Pineapple Black Bean Salsa:

  • 1 cup black beans, drained and rinsed
  • 1 cup diced pineapple canned in 100% juice (drained but juice reserved)
  • 1/2 cup diced red peppers
  • 1/2 cup diced onion
  • 23 Tbsp cilantro (minced)
  • juice from 1/2 a lime
  • sprinkle of kosher salt

Cilantro Lime Dressing:

  • juice from 1 lime (approx 2 Tbsp)
  • 2 Tbsp oil (i used avocado oil)
  • 1 Tbsp minced cilantro
  • 3 Tbsp pineapple juice (reserved from can)

Instructions

In a small bowl, combine the black beans, diced pineapple (don’t forget to reserve the juice), diced peppers and onions, juice from half a lime, 1 Tbsp cilantro and a pinch of salt and set aside. 

In a hot skillet, saute thinly sliced peppers and onions in a little oil over high heat until slightly charred and softened. 

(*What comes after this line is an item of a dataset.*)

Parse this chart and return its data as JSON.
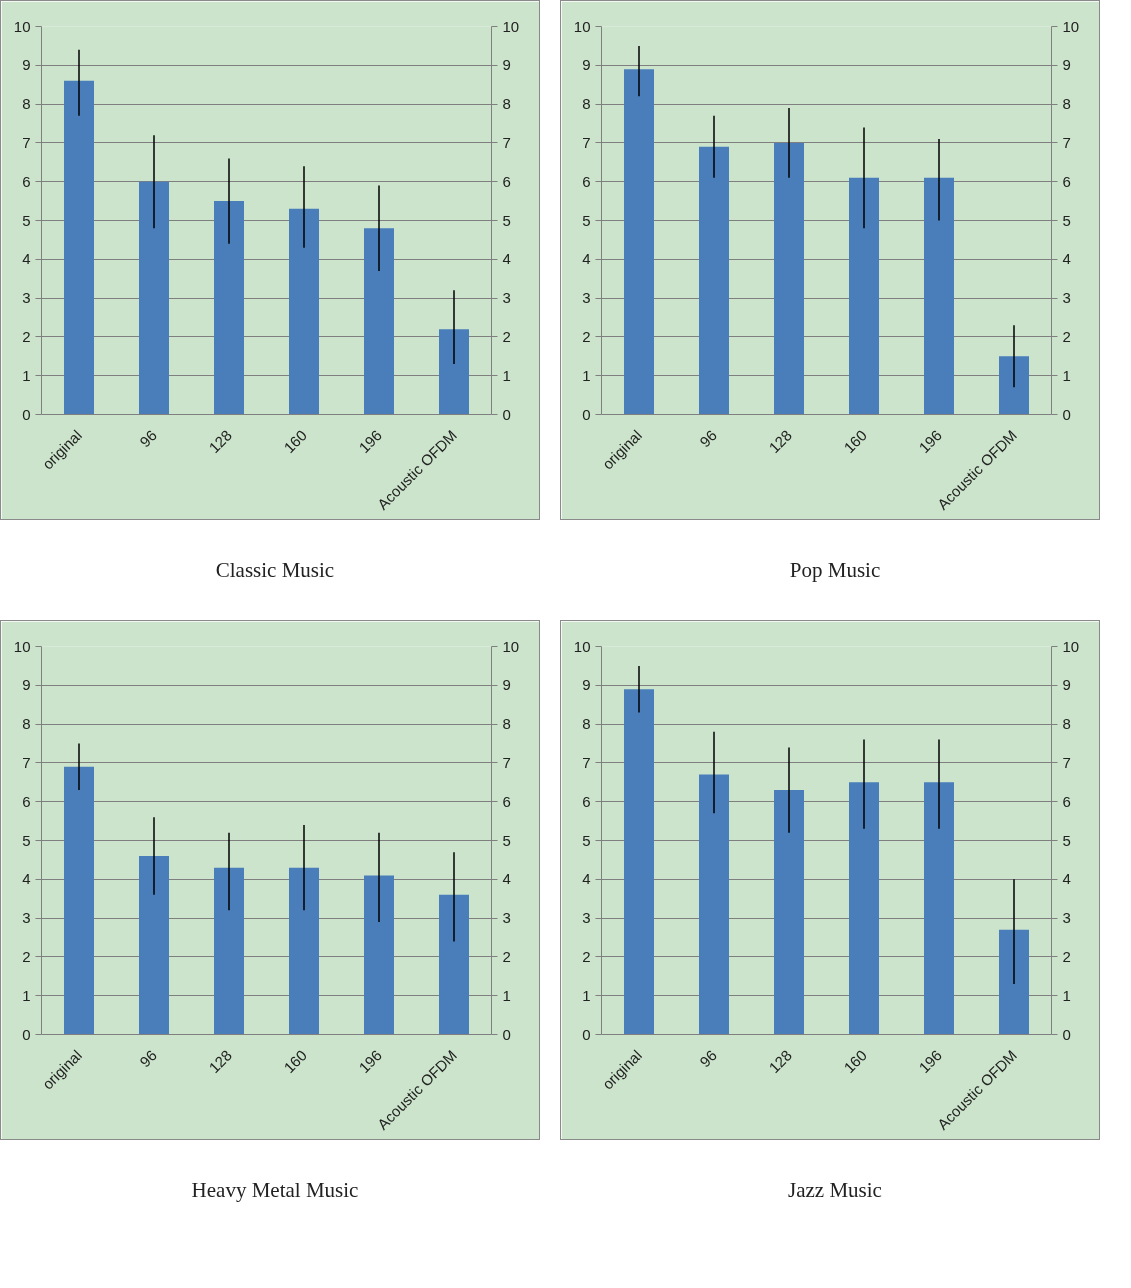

In a small bowl or jar, combine juice from one lime, oil, pineapple juice and cilantro and mix or shake well. Taste and add more pineapple juice to sweeten if needed. 

Divide lettuce between two bowls. Top each bowl with approx 4 oz pulled pork, pepper and onion mixture, pineapple salsa and avocado. 

Serve with dressing.

Notes

If you’re using fresh pineapple, you could add a little extra oil and a bit of honey to sweeten the dressing. 

Feel free to sub leftover cooked chicken for pork if desired.